Nigeria, prima la trattativa poi l’attacco improvvisato

Gli inglesi si aspettavano la resa dei rapitori, che invece stavano per "vendere" gli ostaggi ai Boko Haram

Nigeria, prima la trattativa poi l’attacco improvvisato

Il nostro governo non s’attendeva un blitz, ma un’operazione a metà tra la trattativa e il braccio di ferro. I servizi segreti britannici durante i contatti con quelli italiani prospettavano un’operazione facilitata dal tradimento o dalla disponibilità alla resa dei rapitori. «Tutto è invece degenerato – spiega al Giornale una fonte d’intelligence - l’intervento è diventato una battaglia. Non è stata un’operazione pianificata, ma dettata dagli eventi». Una valutazione condivisa dal generale Luciano Piacentini, ex comandante del Nono Reggimento Col Moschin, uno dei reparti delle forze speciali italiane: «Un blitz efficace si basa sulla sorpresa, dura non più di 40 secondi e termina con la messa in salvo degli ostaggi e l’eliminazione dei sequestratori. Qui, tutto sembra essere andato all’opposto».
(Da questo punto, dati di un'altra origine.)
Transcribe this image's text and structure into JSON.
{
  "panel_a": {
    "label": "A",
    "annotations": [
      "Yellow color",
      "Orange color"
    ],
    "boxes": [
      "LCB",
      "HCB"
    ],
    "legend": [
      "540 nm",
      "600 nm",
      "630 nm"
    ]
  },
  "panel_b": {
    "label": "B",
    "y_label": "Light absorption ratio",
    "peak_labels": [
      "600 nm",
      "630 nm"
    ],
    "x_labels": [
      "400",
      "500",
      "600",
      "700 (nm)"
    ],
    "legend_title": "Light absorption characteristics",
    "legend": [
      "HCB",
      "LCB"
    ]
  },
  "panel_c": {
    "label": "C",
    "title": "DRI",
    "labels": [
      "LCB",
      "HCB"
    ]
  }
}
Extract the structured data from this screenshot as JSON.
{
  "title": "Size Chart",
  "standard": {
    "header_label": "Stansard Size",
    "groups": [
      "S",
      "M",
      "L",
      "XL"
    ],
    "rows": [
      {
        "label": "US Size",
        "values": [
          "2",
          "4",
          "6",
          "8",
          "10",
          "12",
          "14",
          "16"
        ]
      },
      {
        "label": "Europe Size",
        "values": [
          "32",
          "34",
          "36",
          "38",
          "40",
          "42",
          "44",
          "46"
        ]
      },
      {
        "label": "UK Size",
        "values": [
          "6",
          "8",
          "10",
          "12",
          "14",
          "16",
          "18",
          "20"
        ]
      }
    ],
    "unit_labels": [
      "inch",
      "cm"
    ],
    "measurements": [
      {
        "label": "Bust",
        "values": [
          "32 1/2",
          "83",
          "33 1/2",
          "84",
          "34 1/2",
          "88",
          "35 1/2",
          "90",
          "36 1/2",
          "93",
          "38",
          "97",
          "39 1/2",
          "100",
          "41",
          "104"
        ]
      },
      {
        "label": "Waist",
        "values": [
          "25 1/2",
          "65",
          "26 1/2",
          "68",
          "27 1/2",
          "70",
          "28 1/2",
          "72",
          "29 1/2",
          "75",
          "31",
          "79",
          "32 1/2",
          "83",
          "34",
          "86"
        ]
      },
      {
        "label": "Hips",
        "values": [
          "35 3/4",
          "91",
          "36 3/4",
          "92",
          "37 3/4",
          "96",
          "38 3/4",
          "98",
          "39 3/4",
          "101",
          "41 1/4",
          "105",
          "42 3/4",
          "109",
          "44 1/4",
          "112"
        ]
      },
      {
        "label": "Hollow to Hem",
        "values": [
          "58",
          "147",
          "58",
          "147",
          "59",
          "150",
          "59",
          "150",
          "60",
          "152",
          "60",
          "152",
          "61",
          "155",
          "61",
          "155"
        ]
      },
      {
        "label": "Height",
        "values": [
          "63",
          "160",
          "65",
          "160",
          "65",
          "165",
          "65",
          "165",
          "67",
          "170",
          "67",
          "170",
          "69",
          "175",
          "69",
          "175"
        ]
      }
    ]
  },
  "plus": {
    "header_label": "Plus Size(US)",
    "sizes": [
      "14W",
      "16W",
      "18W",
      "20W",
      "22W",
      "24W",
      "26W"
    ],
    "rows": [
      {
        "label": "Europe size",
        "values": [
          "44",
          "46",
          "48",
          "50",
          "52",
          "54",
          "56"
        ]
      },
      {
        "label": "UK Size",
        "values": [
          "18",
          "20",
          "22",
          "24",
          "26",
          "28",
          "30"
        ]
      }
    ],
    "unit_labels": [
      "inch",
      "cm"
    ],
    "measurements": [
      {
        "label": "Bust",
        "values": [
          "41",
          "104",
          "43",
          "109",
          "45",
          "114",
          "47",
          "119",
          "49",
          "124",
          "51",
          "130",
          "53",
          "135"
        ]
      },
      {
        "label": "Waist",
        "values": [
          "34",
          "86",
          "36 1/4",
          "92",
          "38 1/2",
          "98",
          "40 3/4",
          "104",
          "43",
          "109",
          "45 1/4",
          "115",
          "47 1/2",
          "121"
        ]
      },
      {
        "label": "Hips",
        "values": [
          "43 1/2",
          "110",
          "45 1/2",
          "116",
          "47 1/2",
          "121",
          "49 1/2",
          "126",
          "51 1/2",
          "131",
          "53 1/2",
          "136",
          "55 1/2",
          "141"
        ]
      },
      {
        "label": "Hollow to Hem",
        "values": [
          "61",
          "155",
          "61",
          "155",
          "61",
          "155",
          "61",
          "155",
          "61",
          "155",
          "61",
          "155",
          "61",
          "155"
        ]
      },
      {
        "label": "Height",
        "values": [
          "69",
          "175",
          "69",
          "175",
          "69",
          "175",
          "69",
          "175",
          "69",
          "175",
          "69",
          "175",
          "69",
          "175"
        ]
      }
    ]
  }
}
Dunque cos’è successo a Sokoto, e cosa ci hanno nascosto gli inglesi? Tutto inizia nello Stato nigeriano del Kaduna martedì 6 marzo, quando le forze governative smantellano una base dei Boko Haram, il gruppo fondamentalista legato ad Al Qaida che terrorizza il nord del Paese. Le indicazioni fornite da un militante catturato portano al covo alla periferia di Sokoto dove sono tenuti prigionieri Franco Lamolinara e Christopher McManus. Le 48 ore successive sono segnate dalle trattative tra inglesi e nigeriani, che pretendono ovviamente di partecipare anche alle fasi successive. Presso l’ambasciata britannica di Lagos è già al lavoro da almeno due settimane una squadra dello Special Boat Service (l’equivalente delle Seals americane e dei nostri incursori di marina del Comsubin) appoggiata da una trentina di uomini dei Royal Marines. Dal Gchq, la struttura dell’intelligence britannica responsabile delle comunicazioni, arrivano le intercettazioni dei cellulari dei rapitori e le immagini via satellite del covo. Al Cobra, il coordinamento tra intelligence, governo e forze armate britanniche, si decide il da farsi. Nessuno però prevede un intervento così immediato. Secondo l’intelligence di Lagos il gruppo dei rapitori non è organico ai Boko Haram e ha al suo interno un anello debole pronto a fornire informazioni e convincere gli altri alla resa. Dunque si pensa di poter arrivare sull’obbiettivo senza colpo ferire. Quest’impostazione viene comunicata anche ai servizi segreti italiani. Ma la notte tra mercoledì e giovedì notte quell’ipotesi si rivela irrealizzabile.

Stando alle intercettazioni la fazione più oltranzista della banda è pronta a disfarsi degli ostaggi eliminandoli o consegnandoli ai Boko Haram. Giovedì mattina il direttore delle Forze Speciali inglesi, buon amico di Cameron, riceve da Lagos un rapporto il cui senso è «ora o mai più». Qualche ora dopo gli italiani ricevono comunicazioni frammentarie in cui si preannuncia l’avvio dell’operazione, ma non si spiega il cambio di programma. Anche perché sul terreno i tempi sono strettissimi e la situazione totalmente sfavorevole. Le ore migliori per un’irruzione sono quelle precedenti l’alba quando almeno una parte dei nemici dorme. Grazie alle tenebre le forze speciali sfruttano il vantaggio dei visori notturni e riducono al massimo il rischio di un coinvolgimento di civili.

L’unità dello Special Boat si ritrova invece a intervenire a metà mattina facendosi seguire da un consistente gruppo di forze nigeriane assai meno abili nel muoversi con discrezione. Svanisce così - nota Piacentini - quell’elemento sorpresa «fondamentale per il successo di un blitz». Una volta sull’obbiettivo i commandos inglesi fronteggiano un’accanita resistenza. Come dimostrano le immagini trasmesse a Londra da un ricognitore in volo sull’obbiettivo i commandos perdono minuti preziosi prima di riuscire a uccidere i due terroristi all’ingresso e non riescono a penetrare nella stanza sul retro dove son tenuti gli ostaggi.

«Se è andata così il fallimento era quasi inevitabile, un blitz del genere - spiega Piacentini - non può durare più di quaranta secondi». Quindi, nei primi interminabili minuti di sparatoria si decide la sorte di Franco Lamolinara e Christopher McManus, freddati dai carcerieri. E il totale fallimento del raid inglese.